'Wavelet-based cross-correlation analysis and a hybrid wavelet-multivariate Bayesian model for short-term streamflow forecasting using local climatic data'
Andres M Ticlavilca (email@example.com), Utah Water Research Laboratory, Utah State University; Inga Maslova (firstname.lastname@example.org), American University; Mac McKee (email@example.com), Utah Water Research Laboratory, Utah State University
A new approach is presented for creating short-term forecasts of streamflow in a snowmelt-dominated watershed. The forecasting methodology relies on (1) wavelet-based cross-correlation analysis to study lead-lag relationships between streamflow and climatic time series data and (2) incorporation of the resulting information into a multivariate Bayesian regression model to develop short-term streamflow forecasts. The wavelet-based cross-correlation analysis is demonstrated with the use of daily local climatic data (in the form of precipitation, temperature and snow water equivalent) that are obtained from automated snowpack telemetry (SNOTEL) stations in the Bear River Watershed in Utah. Daily streamflow data is obtained from a U.S. Geological Survey (USGS) gage station located on the Logan River, near Logan, Utah.

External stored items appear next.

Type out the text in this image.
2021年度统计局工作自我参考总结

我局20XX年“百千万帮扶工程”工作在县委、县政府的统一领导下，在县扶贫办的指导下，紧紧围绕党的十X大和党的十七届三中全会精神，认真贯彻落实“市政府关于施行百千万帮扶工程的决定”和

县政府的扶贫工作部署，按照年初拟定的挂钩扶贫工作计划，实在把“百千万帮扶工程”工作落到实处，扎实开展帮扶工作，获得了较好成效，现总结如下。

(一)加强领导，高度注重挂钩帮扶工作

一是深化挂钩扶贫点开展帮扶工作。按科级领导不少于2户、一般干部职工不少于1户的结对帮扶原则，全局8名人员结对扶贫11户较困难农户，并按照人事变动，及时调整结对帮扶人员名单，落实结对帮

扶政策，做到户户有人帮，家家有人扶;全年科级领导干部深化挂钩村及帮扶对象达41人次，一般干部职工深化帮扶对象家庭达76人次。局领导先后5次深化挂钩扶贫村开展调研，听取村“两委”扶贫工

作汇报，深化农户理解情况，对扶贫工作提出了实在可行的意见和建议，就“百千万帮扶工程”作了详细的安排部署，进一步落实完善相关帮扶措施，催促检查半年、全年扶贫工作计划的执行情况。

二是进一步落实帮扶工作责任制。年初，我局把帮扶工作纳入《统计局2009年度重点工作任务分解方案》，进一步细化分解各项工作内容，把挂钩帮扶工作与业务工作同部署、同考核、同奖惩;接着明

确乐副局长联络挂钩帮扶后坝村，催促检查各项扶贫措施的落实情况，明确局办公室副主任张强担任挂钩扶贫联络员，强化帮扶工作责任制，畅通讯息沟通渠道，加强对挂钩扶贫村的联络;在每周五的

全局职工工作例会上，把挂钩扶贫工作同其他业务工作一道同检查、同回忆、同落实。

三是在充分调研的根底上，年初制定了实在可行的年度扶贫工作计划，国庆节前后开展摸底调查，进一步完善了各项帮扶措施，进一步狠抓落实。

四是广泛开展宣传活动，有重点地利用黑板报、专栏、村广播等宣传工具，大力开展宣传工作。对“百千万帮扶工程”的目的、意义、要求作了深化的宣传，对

The data are decomposed into meaningful components formulated in terms of wavelet multiresolution analysis. Next, a computational intelligence modeling approach based on a multivariate Bayesian regression is used to produce daily streamflow forecasts up to seven days ahead. The results from the wavelet-based cross-correlation analysis are used to select the data to build the model. The proposed methods can incorporate important information from trends of the local climate time series into models that learn these patterns to produce improved streamflow predictions at different time scales.